Handelingen 1:20-26 Het Boek (HTB)
Dit klopt precies met wat er in de Psalmen van David staat: “Verander zijn woonplaats in een woestenij en laat er nooit meer iemand wonen” en “Laat een ander zijn taak overnemen!” Iemand anders moet dus de plaats van Judas innemen. Het moet iemand zijn die al de tijd dat Jezus onder ons leefde, erbij geweest is, vanaf de dag dat Jezus in de Jordaan werd gedoopt tot Hij in de hemel werd opgenomen. Hij moet, net als wij, kunnen vertellen dat hij zelf gezien heeft dat Jezus weer leeft.’ Zij stelden twee mannen voor: Jozef, die ook wel Barsabbas of Justus werd genoemd, en Mattias. Zij vroegen God in gebed: ‘Here, U kent alle mensen door en door. Wilt U aanwijzen voor wie U kiest? Laat hij apostel worden in de plaats van Judas, die afgeweken is van zijn taak.’ Zij gingen erom loten wie het zou worden en het lot viel op Mattias.

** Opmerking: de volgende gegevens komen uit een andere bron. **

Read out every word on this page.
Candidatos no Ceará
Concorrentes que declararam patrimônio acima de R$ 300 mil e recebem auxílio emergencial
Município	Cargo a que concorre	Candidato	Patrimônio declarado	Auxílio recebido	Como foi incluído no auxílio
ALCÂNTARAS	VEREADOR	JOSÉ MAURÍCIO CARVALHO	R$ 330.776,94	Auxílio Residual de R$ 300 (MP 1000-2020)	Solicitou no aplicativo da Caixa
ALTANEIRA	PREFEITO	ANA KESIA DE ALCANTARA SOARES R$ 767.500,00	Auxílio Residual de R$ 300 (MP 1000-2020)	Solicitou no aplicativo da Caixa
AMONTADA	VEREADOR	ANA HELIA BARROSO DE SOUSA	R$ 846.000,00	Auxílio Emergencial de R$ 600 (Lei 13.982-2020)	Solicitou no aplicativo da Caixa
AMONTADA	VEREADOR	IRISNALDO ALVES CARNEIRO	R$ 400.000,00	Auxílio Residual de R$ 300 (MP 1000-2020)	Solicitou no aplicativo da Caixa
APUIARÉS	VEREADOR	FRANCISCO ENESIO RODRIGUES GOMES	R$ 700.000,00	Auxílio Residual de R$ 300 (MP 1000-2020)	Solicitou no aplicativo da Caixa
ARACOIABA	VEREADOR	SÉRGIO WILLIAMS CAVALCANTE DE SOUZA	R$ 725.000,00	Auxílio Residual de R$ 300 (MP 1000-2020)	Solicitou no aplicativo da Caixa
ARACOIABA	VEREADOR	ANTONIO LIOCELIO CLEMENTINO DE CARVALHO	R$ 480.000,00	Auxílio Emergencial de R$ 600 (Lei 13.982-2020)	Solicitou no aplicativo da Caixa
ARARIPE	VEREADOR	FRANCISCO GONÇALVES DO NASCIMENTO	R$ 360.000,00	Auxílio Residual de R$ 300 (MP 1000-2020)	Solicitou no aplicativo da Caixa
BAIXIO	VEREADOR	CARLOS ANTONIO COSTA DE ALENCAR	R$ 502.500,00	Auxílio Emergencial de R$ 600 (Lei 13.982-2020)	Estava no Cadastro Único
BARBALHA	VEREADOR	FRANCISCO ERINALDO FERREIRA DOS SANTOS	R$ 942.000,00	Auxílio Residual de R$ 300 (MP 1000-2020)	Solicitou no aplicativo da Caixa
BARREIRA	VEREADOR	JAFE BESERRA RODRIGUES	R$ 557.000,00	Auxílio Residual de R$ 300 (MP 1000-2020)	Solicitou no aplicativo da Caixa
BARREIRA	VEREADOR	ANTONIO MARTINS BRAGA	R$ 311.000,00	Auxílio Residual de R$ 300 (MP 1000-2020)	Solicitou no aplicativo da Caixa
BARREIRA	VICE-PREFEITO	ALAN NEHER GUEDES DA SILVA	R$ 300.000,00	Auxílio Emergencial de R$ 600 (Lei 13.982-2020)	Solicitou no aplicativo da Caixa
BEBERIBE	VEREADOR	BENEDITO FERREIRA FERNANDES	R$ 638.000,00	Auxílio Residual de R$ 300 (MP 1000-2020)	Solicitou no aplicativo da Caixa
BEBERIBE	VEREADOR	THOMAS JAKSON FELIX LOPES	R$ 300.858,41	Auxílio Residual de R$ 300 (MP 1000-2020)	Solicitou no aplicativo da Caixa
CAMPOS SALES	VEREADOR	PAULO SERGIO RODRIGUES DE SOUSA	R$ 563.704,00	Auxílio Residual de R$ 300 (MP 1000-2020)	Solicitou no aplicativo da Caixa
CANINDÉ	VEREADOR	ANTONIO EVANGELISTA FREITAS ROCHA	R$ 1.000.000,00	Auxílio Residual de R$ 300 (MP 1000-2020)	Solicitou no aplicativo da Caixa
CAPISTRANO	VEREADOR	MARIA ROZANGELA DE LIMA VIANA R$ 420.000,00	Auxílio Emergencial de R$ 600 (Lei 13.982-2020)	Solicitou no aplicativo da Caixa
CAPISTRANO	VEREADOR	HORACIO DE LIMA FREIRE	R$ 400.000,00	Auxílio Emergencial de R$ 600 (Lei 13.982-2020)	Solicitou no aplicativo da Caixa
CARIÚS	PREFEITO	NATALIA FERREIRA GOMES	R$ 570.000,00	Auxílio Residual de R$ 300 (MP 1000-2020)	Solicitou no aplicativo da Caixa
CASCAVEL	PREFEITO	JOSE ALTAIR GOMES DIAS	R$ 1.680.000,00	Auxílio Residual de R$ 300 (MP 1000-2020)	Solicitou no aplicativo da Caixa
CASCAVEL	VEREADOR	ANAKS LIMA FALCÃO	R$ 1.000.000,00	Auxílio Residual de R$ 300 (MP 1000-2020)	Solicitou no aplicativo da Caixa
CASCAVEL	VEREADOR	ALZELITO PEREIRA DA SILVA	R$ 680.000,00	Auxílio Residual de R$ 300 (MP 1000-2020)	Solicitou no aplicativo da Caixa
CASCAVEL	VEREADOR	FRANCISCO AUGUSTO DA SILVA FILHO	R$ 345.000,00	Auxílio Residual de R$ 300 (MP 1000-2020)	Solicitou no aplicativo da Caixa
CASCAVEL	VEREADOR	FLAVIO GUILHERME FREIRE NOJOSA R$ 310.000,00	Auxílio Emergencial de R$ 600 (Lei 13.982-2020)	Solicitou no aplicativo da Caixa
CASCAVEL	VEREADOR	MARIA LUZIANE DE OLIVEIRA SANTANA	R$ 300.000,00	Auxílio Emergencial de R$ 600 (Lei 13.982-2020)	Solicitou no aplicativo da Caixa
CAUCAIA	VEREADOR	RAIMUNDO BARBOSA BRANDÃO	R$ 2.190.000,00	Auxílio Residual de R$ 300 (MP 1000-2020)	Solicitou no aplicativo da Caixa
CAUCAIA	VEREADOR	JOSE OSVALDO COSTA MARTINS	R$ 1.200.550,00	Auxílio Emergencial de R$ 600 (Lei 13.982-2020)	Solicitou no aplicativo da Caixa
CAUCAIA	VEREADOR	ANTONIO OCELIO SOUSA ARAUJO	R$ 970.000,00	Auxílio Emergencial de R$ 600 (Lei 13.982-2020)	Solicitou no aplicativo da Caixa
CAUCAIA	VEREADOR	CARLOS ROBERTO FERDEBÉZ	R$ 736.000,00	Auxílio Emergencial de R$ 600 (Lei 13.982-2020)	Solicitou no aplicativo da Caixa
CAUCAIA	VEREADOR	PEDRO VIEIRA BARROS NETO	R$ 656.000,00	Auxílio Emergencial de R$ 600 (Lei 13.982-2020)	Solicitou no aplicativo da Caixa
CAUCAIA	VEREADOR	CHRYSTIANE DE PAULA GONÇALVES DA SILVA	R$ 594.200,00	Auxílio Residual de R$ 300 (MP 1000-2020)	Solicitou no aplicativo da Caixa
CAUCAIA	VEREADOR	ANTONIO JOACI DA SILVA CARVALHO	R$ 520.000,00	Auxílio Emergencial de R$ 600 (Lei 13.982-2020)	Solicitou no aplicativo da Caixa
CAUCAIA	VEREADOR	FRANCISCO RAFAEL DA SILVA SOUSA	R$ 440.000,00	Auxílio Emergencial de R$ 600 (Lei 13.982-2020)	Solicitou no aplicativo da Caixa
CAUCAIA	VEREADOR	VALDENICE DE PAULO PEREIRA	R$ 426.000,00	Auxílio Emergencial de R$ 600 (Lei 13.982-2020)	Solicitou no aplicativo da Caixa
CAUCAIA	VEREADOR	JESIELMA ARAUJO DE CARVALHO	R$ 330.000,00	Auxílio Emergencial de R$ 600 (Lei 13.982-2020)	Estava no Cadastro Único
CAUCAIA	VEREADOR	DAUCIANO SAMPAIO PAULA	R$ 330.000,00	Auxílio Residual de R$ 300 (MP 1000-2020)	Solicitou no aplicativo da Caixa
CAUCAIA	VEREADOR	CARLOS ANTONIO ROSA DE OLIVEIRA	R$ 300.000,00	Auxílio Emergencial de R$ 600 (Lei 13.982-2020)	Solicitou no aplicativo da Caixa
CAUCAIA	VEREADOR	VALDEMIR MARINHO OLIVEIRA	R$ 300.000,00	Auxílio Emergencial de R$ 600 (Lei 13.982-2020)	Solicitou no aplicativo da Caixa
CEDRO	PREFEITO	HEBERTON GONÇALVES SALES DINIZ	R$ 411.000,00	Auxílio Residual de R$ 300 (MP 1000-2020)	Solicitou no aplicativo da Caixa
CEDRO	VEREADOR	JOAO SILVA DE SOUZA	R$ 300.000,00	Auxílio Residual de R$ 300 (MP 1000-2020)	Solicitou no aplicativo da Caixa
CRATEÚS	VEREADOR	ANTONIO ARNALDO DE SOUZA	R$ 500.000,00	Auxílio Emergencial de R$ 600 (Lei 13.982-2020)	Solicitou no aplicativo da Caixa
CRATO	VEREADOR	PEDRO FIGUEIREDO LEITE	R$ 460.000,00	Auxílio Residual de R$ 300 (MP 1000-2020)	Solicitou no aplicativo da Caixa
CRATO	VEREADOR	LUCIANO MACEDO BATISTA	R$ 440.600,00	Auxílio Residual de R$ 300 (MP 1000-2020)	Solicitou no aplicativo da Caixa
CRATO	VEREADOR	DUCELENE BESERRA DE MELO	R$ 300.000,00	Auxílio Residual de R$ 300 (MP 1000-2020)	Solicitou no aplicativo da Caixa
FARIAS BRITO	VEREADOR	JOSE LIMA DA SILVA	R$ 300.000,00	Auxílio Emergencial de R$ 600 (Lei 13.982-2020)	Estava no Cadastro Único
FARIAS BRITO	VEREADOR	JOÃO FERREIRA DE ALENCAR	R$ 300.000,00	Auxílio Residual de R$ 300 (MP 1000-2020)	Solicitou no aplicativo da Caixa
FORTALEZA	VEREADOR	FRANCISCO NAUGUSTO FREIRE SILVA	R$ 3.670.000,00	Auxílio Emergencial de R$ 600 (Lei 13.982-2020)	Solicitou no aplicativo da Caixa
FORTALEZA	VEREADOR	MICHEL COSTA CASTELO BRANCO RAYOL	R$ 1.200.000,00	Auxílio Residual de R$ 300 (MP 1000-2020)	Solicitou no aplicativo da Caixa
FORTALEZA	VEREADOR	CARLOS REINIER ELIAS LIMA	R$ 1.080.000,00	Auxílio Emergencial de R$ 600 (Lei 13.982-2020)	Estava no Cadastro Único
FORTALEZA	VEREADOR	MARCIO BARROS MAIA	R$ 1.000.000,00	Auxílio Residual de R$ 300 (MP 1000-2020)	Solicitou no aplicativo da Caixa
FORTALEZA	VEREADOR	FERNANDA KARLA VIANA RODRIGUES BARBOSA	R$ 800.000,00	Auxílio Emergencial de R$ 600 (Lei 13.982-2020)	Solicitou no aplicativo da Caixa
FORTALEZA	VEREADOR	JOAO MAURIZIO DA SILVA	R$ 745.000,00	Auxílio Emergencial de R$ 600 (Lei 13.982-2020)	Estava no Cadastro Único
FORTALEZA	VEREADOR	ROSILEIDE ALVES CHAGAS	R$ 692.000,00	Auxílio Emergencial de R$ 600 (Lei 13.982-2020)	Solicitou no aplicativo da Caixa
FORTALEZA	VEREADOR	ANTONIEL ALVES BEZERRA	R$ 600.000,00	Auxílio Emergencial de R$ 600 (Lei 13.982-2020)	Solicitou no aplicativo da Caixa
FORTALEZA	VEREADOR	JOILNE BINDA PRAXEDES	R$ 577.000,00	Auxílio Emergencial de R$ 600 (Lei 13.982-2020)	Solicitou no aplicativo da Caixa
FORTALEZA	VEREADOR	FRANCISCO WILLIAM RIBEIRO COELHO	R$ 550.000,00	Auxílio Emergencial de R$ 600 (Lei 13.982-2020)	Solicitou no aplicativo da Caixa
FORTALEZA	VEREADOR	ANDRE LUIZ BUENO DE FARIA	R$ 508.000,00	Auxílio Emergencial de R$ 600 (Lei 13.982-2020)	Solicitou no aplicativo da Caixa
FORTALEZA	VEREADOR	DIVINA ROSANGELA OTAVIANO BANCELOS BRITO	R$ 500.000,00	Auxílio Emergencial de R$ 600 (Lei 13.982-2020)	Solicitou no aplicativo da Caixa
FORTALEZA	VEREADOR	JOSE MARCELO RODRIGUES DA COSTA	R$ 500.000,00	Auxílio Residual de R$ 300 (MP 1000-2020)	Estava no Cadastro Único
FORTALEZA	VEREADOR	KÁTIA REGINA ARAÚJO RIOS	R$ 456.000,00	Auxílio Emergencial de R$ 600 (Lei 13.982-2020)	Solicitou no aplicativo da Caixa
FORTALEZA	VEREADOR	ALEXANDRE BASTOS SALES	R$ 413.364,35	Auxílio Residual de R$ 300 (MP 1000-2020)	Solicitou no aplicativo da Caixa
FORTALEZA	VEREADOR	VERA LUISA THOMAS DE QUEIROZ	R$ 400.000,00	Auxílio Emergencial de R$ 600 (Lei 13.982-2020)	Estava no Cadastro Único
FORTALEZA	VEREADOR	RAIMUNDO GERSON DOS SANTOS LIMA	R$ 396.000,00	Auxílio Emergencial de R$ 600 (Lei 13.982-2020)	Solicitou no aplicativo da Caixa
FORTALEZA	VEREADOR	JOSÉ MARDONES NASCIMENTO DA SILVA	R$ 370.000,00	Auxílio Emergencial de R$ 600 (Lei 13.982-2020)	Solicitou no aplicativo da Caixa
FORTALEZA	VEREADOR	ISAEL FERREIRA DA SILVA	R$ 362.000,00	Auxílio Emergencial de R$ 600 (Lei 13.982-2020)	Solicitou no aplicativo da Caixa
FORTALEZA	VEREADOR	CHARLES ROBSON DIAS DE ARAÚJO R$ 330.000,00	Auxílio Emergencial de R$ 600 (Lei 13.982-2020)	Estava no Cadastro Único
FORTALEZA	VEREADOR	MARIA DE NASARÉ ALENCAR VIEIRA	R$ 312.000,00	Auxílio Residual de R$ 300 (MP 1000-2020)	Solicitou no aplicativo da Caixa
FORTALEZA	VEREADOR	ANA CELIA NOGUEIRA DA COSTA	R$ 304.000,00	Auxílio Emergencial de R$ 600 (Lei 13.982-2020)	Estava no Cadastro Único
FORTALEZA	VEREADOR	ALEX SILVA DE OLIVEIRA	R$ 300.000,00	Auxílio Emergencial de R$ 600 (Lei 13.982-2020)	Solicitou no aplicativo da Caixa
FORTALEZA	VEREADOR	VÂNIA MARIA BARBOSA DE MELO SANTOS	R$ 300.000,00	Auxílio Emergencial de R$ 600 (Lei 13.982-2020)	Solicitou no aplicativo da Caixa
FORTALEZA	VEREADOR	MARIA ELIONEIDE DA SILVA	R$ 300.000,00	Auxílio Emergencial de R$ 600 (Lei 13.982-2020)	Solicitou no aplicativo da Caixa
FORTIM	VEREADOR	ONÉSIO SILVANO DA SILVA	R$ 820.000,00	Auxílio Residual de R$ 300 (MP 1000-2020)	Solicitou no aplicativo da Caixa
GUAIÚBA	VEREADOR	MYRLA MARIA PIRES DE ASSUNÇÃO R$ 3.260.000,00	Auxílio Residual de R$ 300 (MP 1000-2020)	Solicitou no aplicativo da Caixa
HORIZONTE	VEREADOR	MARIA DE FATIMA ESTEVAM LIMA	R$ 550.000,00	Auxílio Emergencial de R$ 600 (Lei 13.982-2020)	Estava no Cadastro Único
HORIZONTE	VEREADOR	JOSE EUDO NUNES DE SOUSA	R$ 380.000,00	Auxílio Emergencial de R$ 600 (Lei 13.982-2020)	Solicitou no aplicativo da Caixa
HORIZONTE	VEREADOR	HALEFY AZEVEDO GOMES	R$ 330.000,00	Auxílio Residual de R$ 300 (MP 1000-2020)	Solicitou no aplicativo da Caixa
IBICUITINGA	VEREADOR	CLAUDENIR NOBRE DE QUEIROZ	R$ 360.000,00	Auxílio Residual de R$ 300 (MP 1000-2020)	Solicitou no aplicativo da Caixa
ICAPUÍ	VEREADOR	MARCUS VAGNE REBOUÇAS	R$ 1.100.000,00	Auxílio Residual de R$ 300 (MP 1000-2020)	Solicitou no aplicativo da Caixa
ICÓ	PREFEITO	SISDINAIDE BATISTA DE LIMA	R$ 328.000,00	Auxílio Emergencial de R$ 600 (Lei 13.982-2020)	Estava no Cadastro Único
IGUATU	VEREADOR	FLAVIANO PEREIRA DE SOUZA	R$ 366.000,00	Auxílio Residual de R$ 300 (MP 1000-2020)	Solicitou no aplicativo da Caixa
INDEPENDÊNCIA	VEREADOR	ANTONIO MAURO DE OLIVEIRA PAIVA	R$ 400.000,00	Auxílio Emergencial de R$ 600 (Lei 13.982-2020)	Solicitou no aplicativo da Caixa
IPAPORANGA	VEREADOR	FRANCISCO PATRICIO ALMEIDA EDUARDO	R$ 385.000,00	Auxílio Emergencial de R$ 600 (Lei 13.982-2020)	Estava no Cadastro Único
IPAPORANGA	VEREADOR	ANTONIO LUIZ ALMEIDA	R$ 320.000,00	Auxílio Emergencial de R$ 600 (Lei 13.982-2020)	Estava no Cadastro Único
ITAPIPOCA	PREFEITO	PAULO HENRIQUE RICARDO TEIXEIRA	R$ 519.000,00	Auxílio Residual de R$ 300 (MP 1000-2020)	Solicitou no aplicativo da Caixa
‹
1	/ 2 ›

Voortaan was hij een van de twaalf apostelen.
Handelingen 1:20-26 BasisBijbel (BB)
In het Boek van de Psalmen staat hierover: 'Laat de plaats waar hij woonde, verwilderen. Laat niemand er gaan wonen.' En ergens anders staat: 'Iemand anders moet de taak overnemen die hij had.' + Daarom moeten we iemand kiezen om zijn plaats in te nemen. Hij zal samen met ons aan de mensen gaan vertellen dat Jezus uit de dood is opgestaan. Het moet iemand zijn die al bij ons hoorde toen de Heer Jezus nog bij ons was. Hij moet aldoor met ons zijn meegegaan, vanaf de dag dat Jezus door Johannes werd gedoopt, tot de dag dat Jezus naar de hemel ging." Ze stelden twee mannen voor: Jozef Barsabbas, die ook Justus genoemd werd, en Mattias. Ze baden: "Heer, U kent alle harten. Wilt U aanwijzen wie van deze twee U heeft uitgekozen. Dan zal hij Judas' plaats innemen en zijn taak overnemen. Want Judas is er niet meer bij. Hij is gegaan naar de plaats waar hij hoort." Ze lieten de mannen loten en zo werd Mattias aangewezen. Vanaf dat moment hoorde hij bij de andere elf apostelen.
Handelingen 1:20-26 NBG-vertaling 1951 (NBG51)
Want er staat geschreven in het boek der Psalmen: Zijn plaats worde woest en er zij niemand, die erop woont, en: Een ander neme het opzicht, dat hij had. Er moet dan van de mannen, die zich bij ons hebben aangesloten in al de tijd, dat de Here Jezus bij ons in- en uitgegaan is, te beginnen met de doop van Johannes tot de dag, dat Hij van ons werd opgenomen, één van hen met ons getuige worden van zijn opstanding. En zij stelden er twee voor: Jozef, genaamd Barsabbas, die de bijnaam Justus had, en Mattias. En zij baden en zeiden: Wijs Gij, Here, die aller harten kent, die ene aan, die Gij van deze twee hebt uitgekozen, om de plaats van deze dienst en dit apostelschap in te nemen, waarvan Judas vervallen is om naar zijn eigen plaats te gaan. En zij lieten hen loten en het lot viel op Mattias en hij werd gekozen verklaard bij de elf apostelen.